A vrai dire, un élève n’est quasiment jamais confronté à des maths qui dépassent le 19ème siècle. Une grande partie du programme correspond à des savoirs qui remontent aux Grecs. Pour un jeune, les maths sont une discipline morte, sans lien avec les sciences expérimentales ou les sciences de l’ingénieur alors que ce n’est évidemment pas le cas. Dans l’organisation actuelle, les professeurs n’ont tout simplement pas le temps de présenter une culture plus vaste.
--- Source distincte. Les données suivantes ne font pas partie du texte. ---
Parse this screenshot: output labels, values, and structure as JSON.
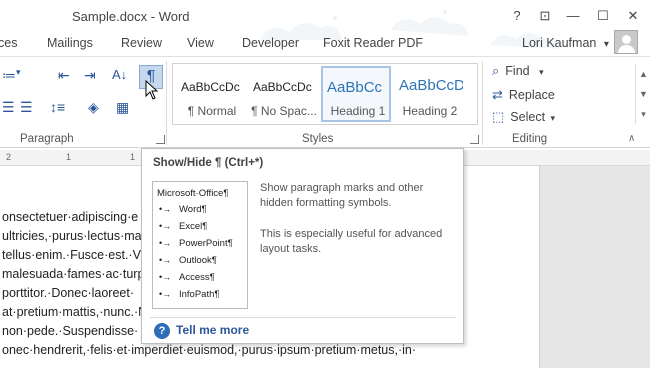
{
  "window": {
    "title": "Sample.docx - Word",
    "help": "?",
    "restore": "⊡",
    "minimize": "—",
    "maximize": "☐",
    "close": "✕"
  },
  "tabs": [
    "ces",
    "Mailings",
    "Review",
    "View",
    "Developer",
    "Foxit Reader PDF"
  ],
  "user": {
    "name": "Lori Kaufman",
    "dropdown": "▾"
  },
  "ribbon": {
    "paragraph_label": "Paragraph",
    "styles_label": "Styles",
    "editing_label": "Editing",
    "pilcrow": "¶",
    "styles": [
      {
        "sample": "AaBbCcDc",
        "name": "¶ Normal"
      },
      {
        "sample": "AaBbCcDc",
        "name": "¶ No Spac..."
      },
      {
        "sample": "AaBbCc",
        "name": "Heading 1"
      },
      {
        "sample": "AaBbCcD",
        "name": "Heading 2"
      }
    ],
    "editing": [
      {
        "icon": "find-icon",
        "label": "Find",
        "arrow": "▾"
      },
      {
        "icon": "replace-icon",
        "label": "Replace"
      },
      {
        "icon": "select-icon",
        "label": "Select",
        "arrow": "▾"
      }
    ]
  },
  "ruler": {
    "marks": [
      "2",
      "1",
      "1"
    ]
  },
  "document": {
    "lines": [
      "onsectetuer·adipiscing·e",
      "ultricies,·purus·lectus·ma",
      "tellus·enim.·Fusce·est.·Viva",
      "malesuada·fames·ac·turpi",
      "porttitor.·Donec·laoreet·",
      "at·pretium·mattis,·nunc.·N",
      "non·pede.·Suspendisse·",
      "onec·hendrerit,·felis·et·imperdiet·euismod,·purus·ipsum·pretium·metus,·in·"
    ]
  },
  "tooltip": {
    "title": "Show/Hide ¶ (Ctrl+*)",
    "preview": {
      "heading": "Microsoft·Office¶",
      "items": [
        "Word¶",
        "Excel¶",
        "PowerPoint¶",
        "Outlook¶",
        "Access¶",
        "InfoPath¶"
      ]
    },
    "desc1": "Show paragraph marks and other hidden formatting symbols.",
    "desc2": "This is especially useful for advanced layout tasks.",
    "tell_more": "Tell me more",
    "help_glyph": "?"
  },
  "colors": {
    "accent": "#2b579a",
    "heading": "#2e74b5"
  }
}
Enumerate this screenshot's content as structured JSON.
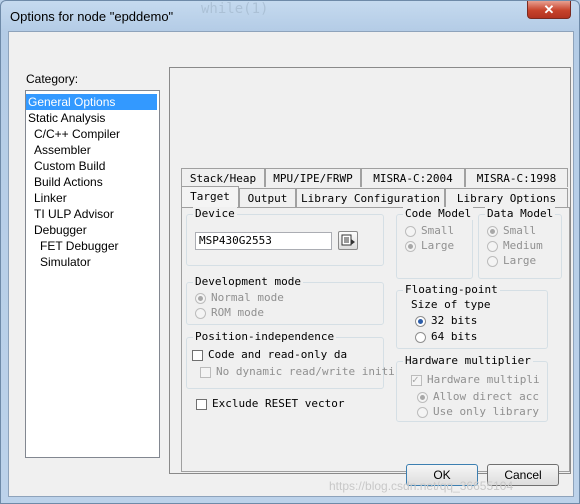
{
  "window": {
    "title": "Options for node \"epddemo\"",
    "background_code": "while(1)",
    "close_glyph": "✕"
  },
  "category": {
    "label": "Category:",
    "items": [
      "General Options",
      "Static Analysis",
      "C/C++ Compiler",
      "Assembler",
      "Custom Build",
      "Build Actions",
      "Linker",
      "TI ULP Advisor",
      "Debugger",
      "FET Debugger",
      "Simulator"
    ],
    "selected": "General Options"
  },
  "tabs": {
    "row_top": [
      "Stack/Heap",
      "MPU/IPE/FRWP",
      "MISRA-C:2004",
      "MISRA-C:1998"
    ],
    "row_bottom": [
      "Target",
      "Output",
      "Library Configuration",
      "Library Options"
    ],
    "active": "Target"
  },
  "device": {
    "title": "Device",
    "value": "MSP430G2553"
  },
  "code_model": {
    "title": "Code Model",
    "options": [
      "Small",
      "Large"
    ],
    "selected": "Large"
  },
  "data_model": {
    "title": "Data Model",
    "options": [
      "Small",
      "Medium",
      "Large"
    ],
    "selected": "Small"
  },
  "dev_mode": {
    "title": "Development mode",
    "options": [
      "Normal mode",
      "ROM mode"
    ],
    "selected": "Normal mode"
  },
  "floating_point": {
    "title": "Floating-point",
    "subtitle": "Size of type",
    "options": [
      "32 bits",
      "64 bits"
    ],
    "selected": "32 bits"
  },
  "position_independence": {
    "title": "Position-independence",
    "code_readonly": "Code and read-only da",
    "no_dynamic": "No dynamic read/write initi"
  },
  "exclude_reset": "Exclude RESET vector",
  "hw_mult": {
    "title": "Hardware multiplier",
    "checkbox": "Hardware multipli",
    "options": [
      "Allow direct acc",
      "Use only library"
    ],
    "selected": "Allow direct acc"
  },
  "buttons": {
    "ok": "OK",
    "cancel": "Cancel"
  },
  "watermark": "https://blog.csdn.net/qq_36655104"
}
Quelle est la place de l’Institut Henri Poincaré au sein duquel Animath est hébergée ?

L’IHP est particulier car il a une vocation nationale. Son directeur, Cédric Villani, un de nos plus brillants mathématiciens s’intéresse réellement à l’action auprès du grand public. C’est un atout pour ce genre d’action. Pour lui, c’est très important et il paye de sa personne en étant lui-même très actif. L’IHP, avec d’autres partenaires, organise dans les prochaines semaines des événements publics à l’occasion du bicentenaire de la naissance d’Evariste Galois. Le 12 octobre prochain a notamment lieu une conférence pour les lycéens d’Île-de-France.

Évariste Galois

L’année prochaine sera dédiée à Poincaré à l’occasion du 100ème anniversaire de la mort de cet autre géant des mathématiques. Nous commençons également à travailler les relations internationales avec des possibles jumelages de clubs de mathématiques ainsi que la participation croisée à des stages.

La discipline mathématique semble bien se porter…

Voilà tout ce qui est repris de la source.